Dengan semua persiapan yang lengkap, Lutz menatapku. Aku mengangguk dan dia perlahan mulai menggerakkan roller di atas jaring. Dia menggulungnya secara vertikal dan horizontal beberapa kali masing-masing, kemudian mengatur roller pada lempengan marmer. Kemudian dia mengangkat bingkai kayu dan kertas templat menempel di jaring berkat tinta, hanya menyisakan kertas yang dicetak di dudukannya.

Kata-kata itu dicetak dengan rapi di atas kertas putih. Tidak ada noda dan garis tidak goyah.

“Pencetakan itu sukses total. Tolong letakkan kertas itu di rak pengeringan. ”Setelah memeriksa judul yang tercetak dan data publikasi, aku menyerahkan kertas itu kepada seorang pendeta kelabu di dekatnya, yang meletakkannya di rak. Sementara itu, Lutz meletakkan selembar kertas baru di mimbar dan mulai mencetak lebih banyak. Template tidak akan bertahan terlalu lama, jadi kami harus mencetak sebanyak mungkin lembar dengan yang kami bisa.

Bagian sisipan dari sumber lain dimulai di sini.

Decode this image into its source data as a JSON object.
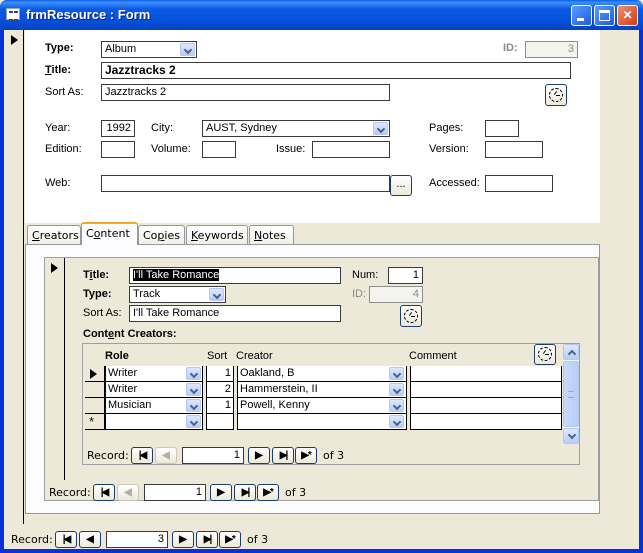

Rencana aku adalah mencetak tiga puluh salinan buku bergambar ini. Satu untuk dibawa pulang, satu untuk pergi di kamar aku, satu untuk Lutz, satu untuk Benno, satu untuk High Priest, dan sisanya untuk panti asuhan untuk digunakan sebagai bahan pendidikan.

“Bersiaplah untuk mencetak teks seni dan cerita selanjutnya.”

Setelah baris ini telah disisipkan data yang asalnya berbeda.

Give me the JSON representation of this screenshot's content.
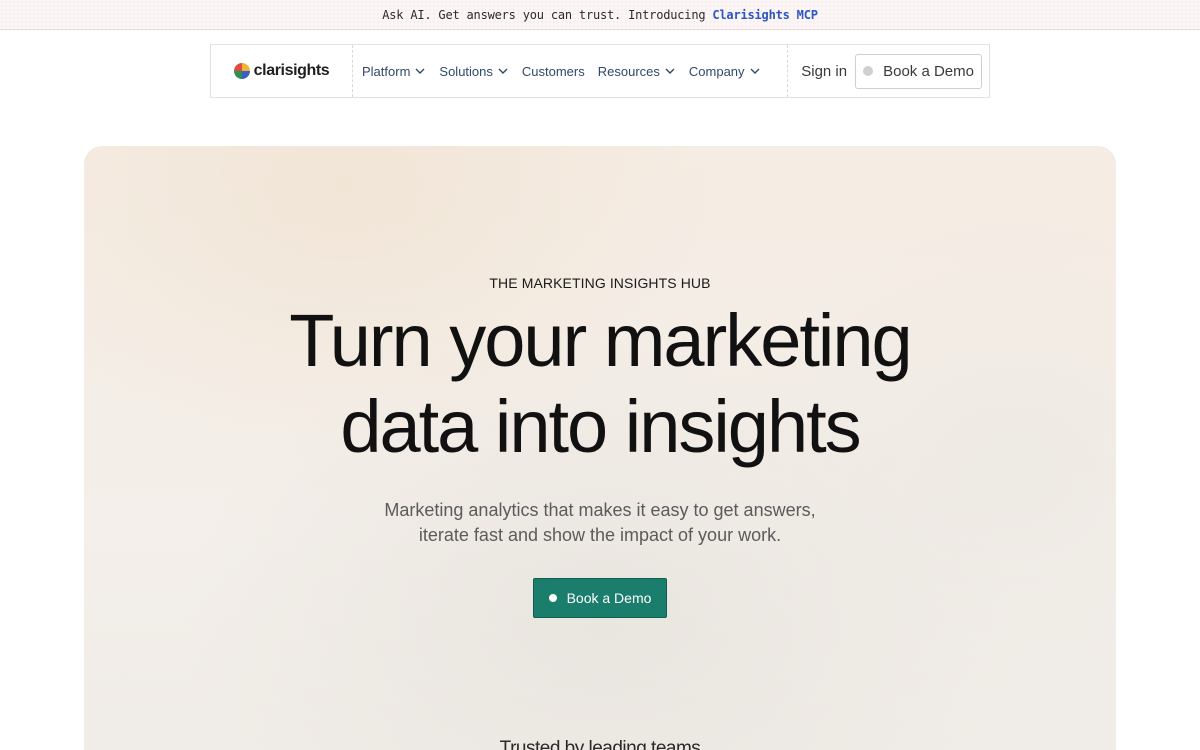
{
  "announcement": {
    "text": "Ask AI. Get answers you can trust. Introducing",
    "link_label": "Clarisights MCP"
  },
  "nav": {
    "brand": "clarisights",
    "menu": [
      {
        "label": "Platform",
        "has_dropdown": true
      },
      {
        "label": "Solutions",
        "has_dropdown": true
      },
      {
        "label": "Customers",
        "has_dropdown": false
      },
      {
        "label": "Resources",
        "has_dropdown": true
      },
      {
        "label": "Company",
        "has_dropdown": true
      }
    ],
    "sign_in": "Sign in",
    "demo_button": "Book a Demo"
  },
  "hero": {
    "eyebrow": "THE MARKETING INSIGHTS HUB",
    "headline_line1": "Turn your marketing",
    "headline_line2": "data into insights",
    "sub_line1": "Marketing analytics that makes it easy to get answers,",
    "sub_line2": "iterate fast and show the impact of your work.",
    "cta_label": "Book a Demo",
    "trusted_label": "Trusted by leading teams"
  },
  "colors": {
    "accent": "#1b7d6c",
    "announcement_link": "#2e55c4",
    "nav_link": "#2f4a6a",
    "logo_red": "#e24b3b",
    "logo_yellow": "#f2b233",
    "logo_green": "#2f8f5b",
    "logo_blue": "#3a5fc8"
  },
  "icons": {
    "logo": "clarisights-pinwheel-icon",
    "dropdown": "chevron-down-icon",
    "demo_dot": "dot-icon"
  }
}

Instruksi aku membuat Wilma tegang. Lutz menukar templat, menghapus templat judul dan publikasi untuk menempatkan seni dan templat teks di sana. Dia memastikan untuk memiringkannya dengan hati-hati, karena ketika halaman dipegang secara horizontal dan dilipat, karya seni akan berada di sisi kanan dan teks akan berada di sisi kiri. Dia meninggalkan cukup banyak ruang putih di tengah karena bagian itu akan berakhir sebagai bagian dari kerutan besar ketika kita menyatukan buku yang sudah lengkap.

Aku merasakan Wilma dan Lutz sama-sama menatapku, jadi setelah melakukan kontak mata dengan mereka berdua, aku mengangguk secara bertahap. Lutz menyebarkan tinta, tampak sama tegangnya dengan Wilma. Jantungku berdebar dengan kecepatan yang sama saat Lutz menggerakkan roller. Apakah akan berakhir dengan baik? Akankah karya seni itu terlihat cukup baik untuk Wilma?

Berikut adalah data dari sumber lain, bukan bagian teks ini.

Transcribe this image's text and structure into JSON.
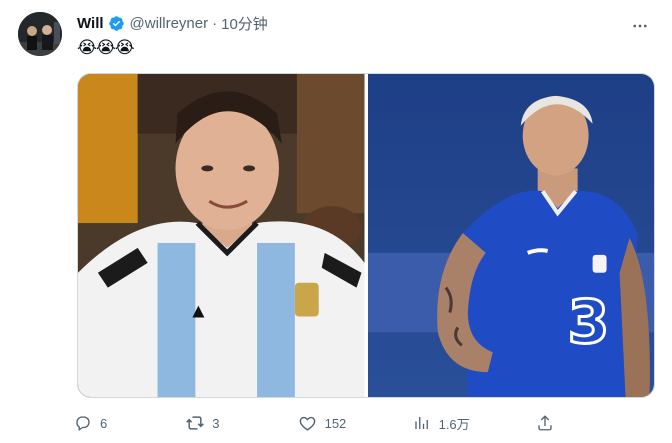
{
  "tweet": {
    "author": {
      "display_name": "Will",
      "handle": "@willreyner",
      "verified": true,
      "avatar_icon": "avatar-photo"
    },
    "separator": "·",
    "timestamp": "10分钟",
    "text": "😭😭😭",
    "media": [
      {
        "description_icon": "photo-argentina-player"
      },
      {
        "description_icon": "photo-chelsea-player"
      }
    ],
    "actions": {
      "reply_count": "6",
      "retweet_count": "3",
      "like_count": "152",
      "views_count": "1.6万"
    }
  },
  "colors": {
    "accent": "#1d9bf0",
    "muted_text": "#536471",
    "primary_text": "#0f1419"
  }
}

Ketika aku menyaksikan, berdoa untuk kesuksesan, Lutz menyisihkan roller dan mengangkat bingkai. Aku mendengar semua orang menonton, termasuk aku, menelan ludah.

“…Wow! Luar biasa! ”

Yang pertama berbicara adalah anak-anak di sekitar Wilma. Seni-nya Dewa Kegelapan bertemu Dewi Cahaya diwakili dengan indah dalam warna hitam dan putih. Aku berharap bahwa seni akan terlihat hebat sejak aku pertama kali melihat templat, tetapi baru setelah aku melihat seni itu aku menghargai betapa menakjubkannya. Dewa Kegelapan menyelimuti Dewi Cahaya di jubah tengah malamnya sementara dia menyinari sinarnya menciptakan kontras yang indah, dan ada detail kecil seperti Wilma seperti kerutan dalam pakaian dan lekuk di rambut yang aku tidak bisa untuk melihat dari template saja.

“Ini benar-benar seni yang luar biasa.” Aku menoleh untuk melihat Wilma, dan melihatnya menatap ilustrasi yang dicetak sambil meneteskan air mata yang tenang. “Kamu baik-baik saja, Wilma ?!”

“M-Maafkan aku. Aku merasa sangat lega, dan, dan, aku bahkan tidak tahu harus berkata apa … “Wilma, yang terbata-bata, menghapus air matanya. Anak-anak menepuk punggungnya dan mencoba menghiburnya. Bagi aku, Wilma yang berjuang untuk menahan air mata kebahagiaan ketika anak-anak menghiburnya adalah gambar lukisan alkitabiah. Wilma benar-benar orang suci.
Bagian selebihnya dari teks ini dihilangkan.